L’emancipazione del TTP dai Mehsud, i cui miliziani costituiscono il nerbo del gruppo, è anche segno che le divisioni interne al clan, fra la “leadership” intorno ad Hakimullah ospitata in nord Waziristan e “la truppa” in sud Waziristan, minacciavano di indebolire il fronte militante.
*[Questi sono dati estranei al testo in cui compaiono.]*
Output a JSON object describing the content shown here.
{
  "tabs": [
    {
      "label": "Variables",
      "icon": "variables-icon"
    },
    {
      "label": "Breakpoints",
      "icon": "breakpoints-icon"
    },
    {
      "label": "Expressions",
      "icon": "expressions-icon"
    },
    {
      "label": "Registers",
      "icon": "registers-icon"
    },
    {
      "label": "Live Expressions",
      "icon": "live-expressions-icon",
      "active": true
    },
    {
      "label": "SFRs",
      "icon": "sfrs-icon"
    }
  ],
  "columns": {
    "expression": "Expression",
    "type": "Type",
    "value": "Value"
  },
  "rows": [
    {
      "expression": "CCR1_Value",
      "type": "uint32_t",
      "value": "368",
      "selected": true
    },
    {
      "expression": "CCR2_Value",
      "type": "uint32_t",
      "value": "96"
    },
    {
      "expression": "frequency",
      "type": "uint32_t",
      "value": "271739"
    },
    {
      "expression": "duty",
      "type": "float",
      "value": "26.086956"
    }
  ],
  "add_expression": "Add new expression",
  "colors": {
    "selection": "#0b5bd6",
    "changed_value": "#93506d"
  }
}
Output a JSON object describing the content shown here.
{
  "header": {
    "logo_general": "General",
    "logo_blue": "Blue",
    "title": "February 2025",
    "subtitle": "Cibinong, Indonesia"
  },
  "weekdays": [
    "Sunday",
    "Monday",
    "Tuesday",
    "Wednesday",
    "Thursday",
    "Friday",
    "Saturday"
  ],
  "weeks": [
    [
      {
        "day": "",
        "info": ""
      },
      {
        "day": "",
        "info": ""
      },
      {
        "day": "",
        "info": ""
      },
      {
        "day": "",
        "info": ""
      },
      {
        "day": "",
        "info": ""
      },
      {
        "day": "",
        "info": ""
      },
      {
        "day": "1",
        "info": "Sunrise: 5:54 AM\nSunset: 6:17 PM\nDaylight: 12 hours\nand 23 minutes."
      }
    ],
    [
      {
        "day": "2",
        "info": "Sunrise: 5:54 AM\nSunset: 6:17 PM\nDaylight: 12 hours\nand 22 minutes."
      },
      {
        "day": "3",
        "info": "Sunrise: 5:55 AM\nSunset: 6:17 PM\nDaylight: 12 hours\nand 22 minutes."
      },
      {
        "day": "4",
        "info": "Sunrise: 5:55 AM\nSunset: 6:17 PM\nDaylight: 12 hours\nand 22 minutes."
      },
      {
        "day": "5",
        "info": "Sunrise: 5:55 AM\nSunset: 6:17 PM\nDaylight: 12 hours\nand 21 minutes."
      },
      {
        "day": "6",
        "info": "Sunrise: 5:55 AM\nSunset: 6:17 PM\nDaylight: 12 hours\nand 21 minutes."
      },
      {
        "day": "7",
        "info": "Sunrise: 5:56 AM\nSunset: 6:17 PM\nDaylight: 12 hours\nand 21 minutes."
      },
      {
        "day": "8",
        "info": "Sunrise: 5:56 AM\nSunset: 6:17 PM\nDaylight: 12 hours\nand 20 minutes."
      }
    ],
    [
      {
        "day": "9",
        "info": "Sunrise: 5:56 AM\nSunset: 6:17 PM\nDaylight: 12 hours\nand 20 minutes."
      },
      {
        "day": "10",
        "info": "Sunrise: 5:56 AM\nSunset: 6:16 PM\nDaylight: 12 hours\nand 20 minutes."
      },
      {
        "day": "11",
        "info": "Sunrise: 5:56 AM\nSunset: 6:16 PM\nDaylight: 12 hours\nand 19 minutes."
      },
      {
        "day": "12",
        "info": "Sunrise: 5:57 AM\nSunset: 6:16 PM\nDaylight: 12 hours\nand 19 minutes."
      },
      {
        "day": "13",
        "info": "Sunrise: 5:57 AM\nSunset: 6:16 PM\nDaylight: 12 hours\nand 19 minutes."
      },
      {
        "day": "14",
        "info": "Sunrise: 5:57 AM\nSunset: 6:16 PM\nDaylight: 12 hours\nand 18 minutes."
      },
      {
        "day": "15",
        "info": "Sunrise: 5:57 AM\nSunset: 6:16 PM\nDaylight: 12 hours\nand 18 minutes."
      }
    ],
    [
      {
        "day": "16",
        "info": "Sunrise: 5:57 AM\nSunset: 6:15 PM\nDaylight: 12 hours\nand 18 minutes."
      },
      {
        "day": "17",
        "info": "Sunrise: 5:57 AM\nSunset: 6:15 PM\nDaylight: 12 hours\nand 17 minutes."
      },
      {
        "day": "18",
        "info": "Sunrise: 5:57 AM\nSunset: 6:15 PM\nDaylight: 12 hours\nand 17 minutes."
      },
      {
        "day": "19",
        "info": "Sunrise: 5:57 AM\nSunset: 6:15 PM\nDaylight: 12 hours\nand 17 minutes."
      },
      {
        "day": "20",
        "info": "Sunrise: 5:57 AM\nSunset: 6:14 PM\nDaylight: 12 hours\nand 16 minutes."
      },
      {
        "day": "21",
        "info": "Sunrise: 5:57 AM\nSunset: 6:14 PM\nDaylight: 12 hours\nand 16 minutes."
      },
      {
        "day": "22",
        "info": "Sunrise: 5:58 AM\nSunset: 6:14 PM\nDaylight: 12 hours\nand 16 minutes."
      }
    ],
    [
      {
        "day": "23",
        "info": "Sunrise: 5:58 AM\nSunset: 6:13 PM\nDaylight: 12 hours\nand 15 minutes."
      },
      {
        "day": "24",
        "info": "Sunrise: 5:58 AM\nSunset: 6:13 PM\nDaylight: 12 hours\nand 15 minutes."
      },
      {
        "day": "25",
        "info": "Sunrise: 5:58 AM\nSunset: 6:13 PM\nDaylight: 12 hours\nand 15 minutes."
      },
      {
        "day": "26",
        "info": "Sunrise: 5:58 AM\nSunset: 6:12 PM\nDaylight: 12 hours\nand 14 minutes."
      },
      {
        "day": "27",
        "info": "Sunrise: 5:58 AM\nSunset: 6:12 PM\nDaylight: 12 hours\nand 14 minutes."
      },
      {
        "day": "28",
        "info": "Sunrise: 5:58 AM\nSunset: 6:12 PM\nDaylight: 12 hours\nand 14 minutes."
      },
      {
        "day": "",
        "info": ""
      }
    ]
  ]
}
È forse per evitare uno scisma all’interno dei Mehsud che anche il vice di Fazlullah, Sheikh Khalid, in sostanza il capo operativo del TTP, non proviene dalle FATA ma dal distretto di Swabi, a ridosso dell’Indo nella provincia di Khyber Pakhtunkhwa.
Tuttavia, resta ancora possibile che il TTP perda di coesione e si frammenti, visto che è la prima volta che sia il suo emiro che il suo vice non sono esponenti delle tribù delle FATA. Inoltre, l’efficacia della campagna dei droni nel nord-ovest scoraggia il ritorno di Fazlullah e così la sua assenza dal Pakistan continuerà ad essere una criticità per il TTP. In ultima analisi, quel che ora è certo è che Fazlullah rappresenta la vittoria delle fazioni “anti-negoziato” in seno al TTP e che con la sua nomina il Governo Sharif non potrà più né continuare la via del dialogo, né aspettarsi il supporto dei militari, la cui opposizione ai negoziati sarà accentuata dagli attacchi di Fazlullah.